Pathogenesis: Allen (1936, 1941), Olsen and Allen (1942) and Walker (1948) isolated a trichomonad from turkey liver lesions resembling those of histomonosis and considered that the trichomonad had caused them. The disease they described resembled histomonosis, with cecal and liver lesions, pale yellow, cecal diarrhea, inappetance, loss of weight, and a mortality of 0 to 44%. The cecal lesions were said to be the same as those of histomonosis, but the liver lesions were said to be smaller, to have irregular outlines and to be raised or level with the liver surface instead of depressed below it. Wichmann and Bankowski (1956) described a similar condition in chukar partridges. However, the mere presence of an organism in a lesion is no proof that it caused the lesion. There is no satisfactory proof that T. gallinarum by itself is capable of causing disease, and the weight of evidence is against it. Delappe (1957) infected chickens and turkeys experimentally with a strain of T. gallinarum isolated from liver lesions of a turkey with histomonosis, but was unable to produce either symptoms or lesions. The possibility has still not been completely eliminated, however, that a Pentatrichomonas may exist which is pathogenic (see below).
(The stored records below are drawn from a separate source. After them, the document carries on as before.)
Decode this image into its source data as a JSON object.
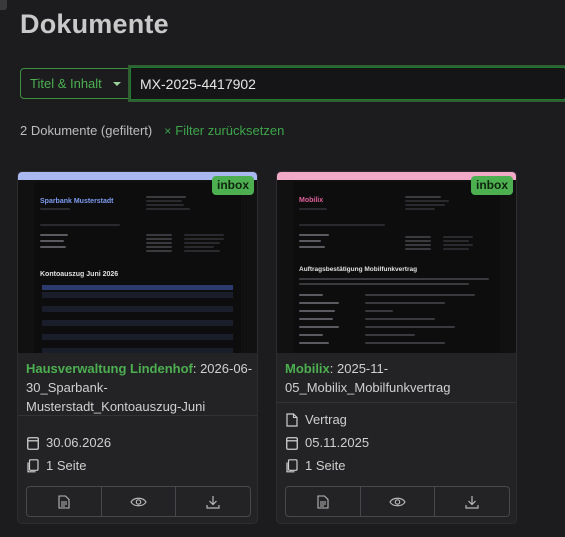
{
  "page": {
    "title": "Dokumente"
  },
  "search": {
    "scope_label": "Titel & Inhalt",
    "query": "MX-2025-4417902"
  },
  "filter": {
    "count_label": "2 Dokumente (gefiltert)",
    "reset_label": "Filter zurücksetzen"
  },
  "colors": {
    "accent": "#4caf50",
    "card1_stripe": "#a9b8f0",
    "card2_stripe": "#f2a9c7"
  },
  "documents": [
    {
      "badge": "inbox",
      "correspondent": "Hausverwaltung Lindenhof",
      "title": ": 2026-06-30_Sparbank-Musterstadt_Kontoauszug-Juni",
      "document_type": "",
      "date": "30.06.2026",
      "pages": "1 Seite",
      "preview": {
        "brand": "Sparbank Musterstadt",
        "heading": "Kontoauszug Juni 2026"
      },
      "actions": [
        "details-icon",
        "view-icon",
        "download-icon"
      ]
    },
    {
      "badge": "inbox",
      "correspondent": "Mobilix",
      "title": ": 2025-11-05_Mobilix_Mobilfunkvertrag",
      "document_type": "Vertrag",
      "date": "05.11.2025",
      "pages": "1 Seite",
      "preview": {
        "brand": "Mobilix",
        "heading": "Auftragsbestätigung Mobilfunkvertrag"
      },
      "actions": [
        "details-icon",
        "view-icon",
        "download-icon"
      ]
    }
  ]
}
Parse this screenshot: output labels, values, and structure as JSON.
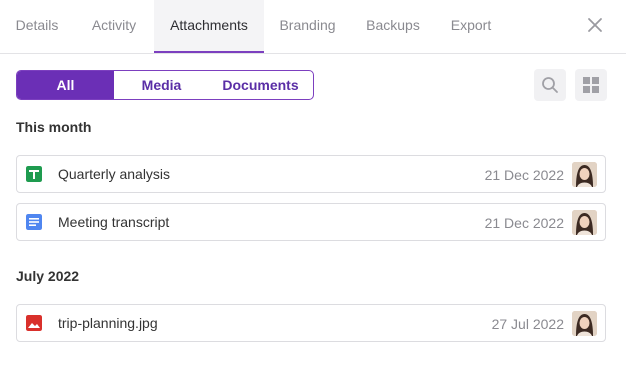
{
  "tabs": [
    {
      "label": "Details"
    },
    {
      "label": "Activity"
    },
    {
      "label": "Attachments",
      "active": true
    },
    {
      "label": "Branding"
    },
    {
      "label": "Backups"
    },
    {
      "label": "Export"
    }
  ],
  "close_icon": "close-icon",
  "filters": {
    "all": "All",
    "media": "Media",
    "documents": "Documents",
    "selected": "All"
  },
  "tools": {
    "search_icon": "search-icon",
    "grid_icon": "grid-view-icon"
  },
  "colors": {
    "accent": "#6b2fb6",
    "sheet_icon": "#1e9b4f",
    "doc_icon": "#4f86f0",
    "image_icon": "#d9302b"
  },
  "sections": [
    {
      "title": "This month",
      "files": [
        {
          "name": "Quarterly analysis",
          "date": "21 Dec 2022",
          "icon": "spreadsheet-icon"
        },
        {
          "name": "Meeting transcript",
          "date": "21 Dec 2022",
          "icon": "document-icon"
        }
      ]
    },
    {
      "title": "July 2022",
      "files": [
        {
          "name": "trip-planning.jpg",
          "date": "27 Jul 2022",
          "icon": "image-icon"
        }
      ]
    }
  ]
}
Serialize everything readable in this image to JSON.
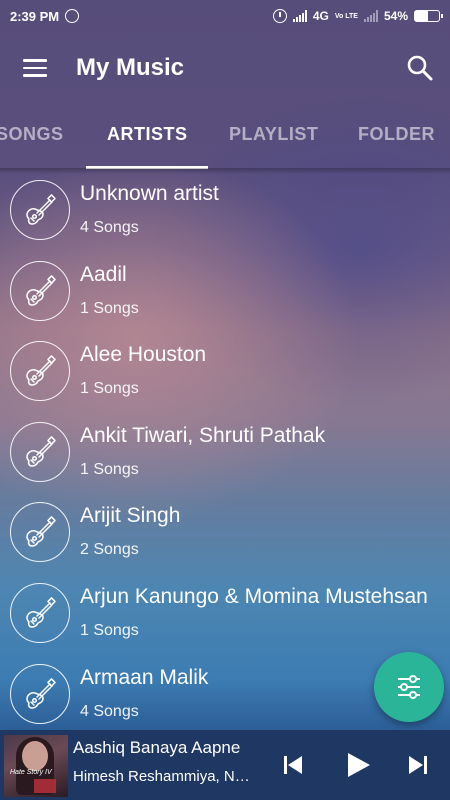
{
  "status_bar": {
    "time": "2:39 PM",
    "network": "4G",
    "volte": "Vo LTE",
    "battery": "54%",
    "battery_level": 0.54
  },
  "app_bar": {
    "title": "My Music",
    "menu_icon": "hamburger-menu-icon",
    "search_icon": "search-icon"
  },
  "tabs": [
    {
      "label": "SONGS",
      "active": false
    },
    {
      "label": "ARTISTS",
      "active": true
    },
    {
      "label": "PLAYLIST",
      "active": false
    },
    {
      "label": "FOLDER",
      "active": false
    }
  ],
  "artists": [
    {
      "name": "Unknown artist",
      "count": "4 Songs",
      "icon": "guitar-icon"
    },
    {
      "name": "Aadil",
      "count": "1 Songs",
      "icon": "guitar-icon"
    },
    {
      "name": "Alee Houston",
      "count": "1 Songs",
      "icon": "guitar-icon"
    },
    {
      "name": "Ankit Tiwari, Shruti Pathak",
      "count": "1 Songs",
      "icon": "guitar-icon"
    },
    {
      "name": "Arijit Singh",
      "count": "2 Songs",
      "icon": "guitar-icon"
    },
    {
      "name": "Arjun Kanungo & Momina Mustehsan",
      "count": "1 Songs",
      "icon": "guitar-icon"
    },
    {
      "name": "Armaan Malik",
      "count": "4 Songs",
      "icon": "guitar-icon"
    }
  ],
  "fab": {
    "icon": "equalizer-icon",
    "color": "#2bb598"
  },
  "now_playing": {
    "title": "Aashiq Banaya Aapne",
    "artist": "Himesh Reshammiya, Neha Bhasin",
    "album_caption": "Hate Story IV",
    "controls": [
      "previous-icon",
      "play-icon",
      "next-icon"
    ],
    "background": "#1f3763"
  }
}
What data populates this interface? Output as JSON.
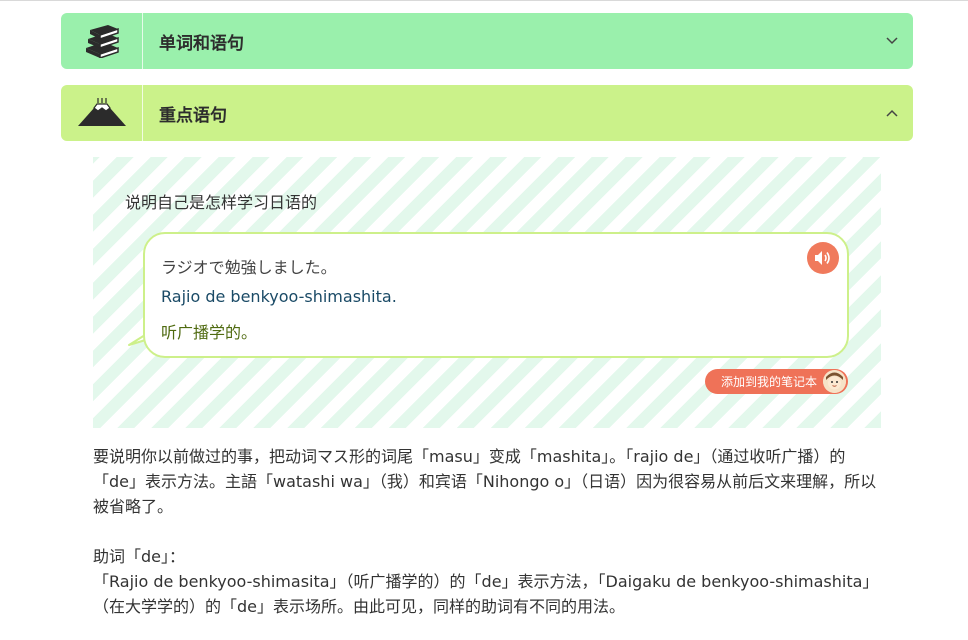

Epidemiology: Birds become infected by ingestion of trichomonads in contaminated water or feed. McLoughlin (1957) found that one-week-old turkey poults were more susceptible than 9-week-old ones. He also found that T. gallinarum survived for 24 hours but not for 48 hours in cecal droppings at 37° C, and for 120 hours at 6° C.
Cultivation: T. gallinarum is readily cultivated in the usual trichomonad media.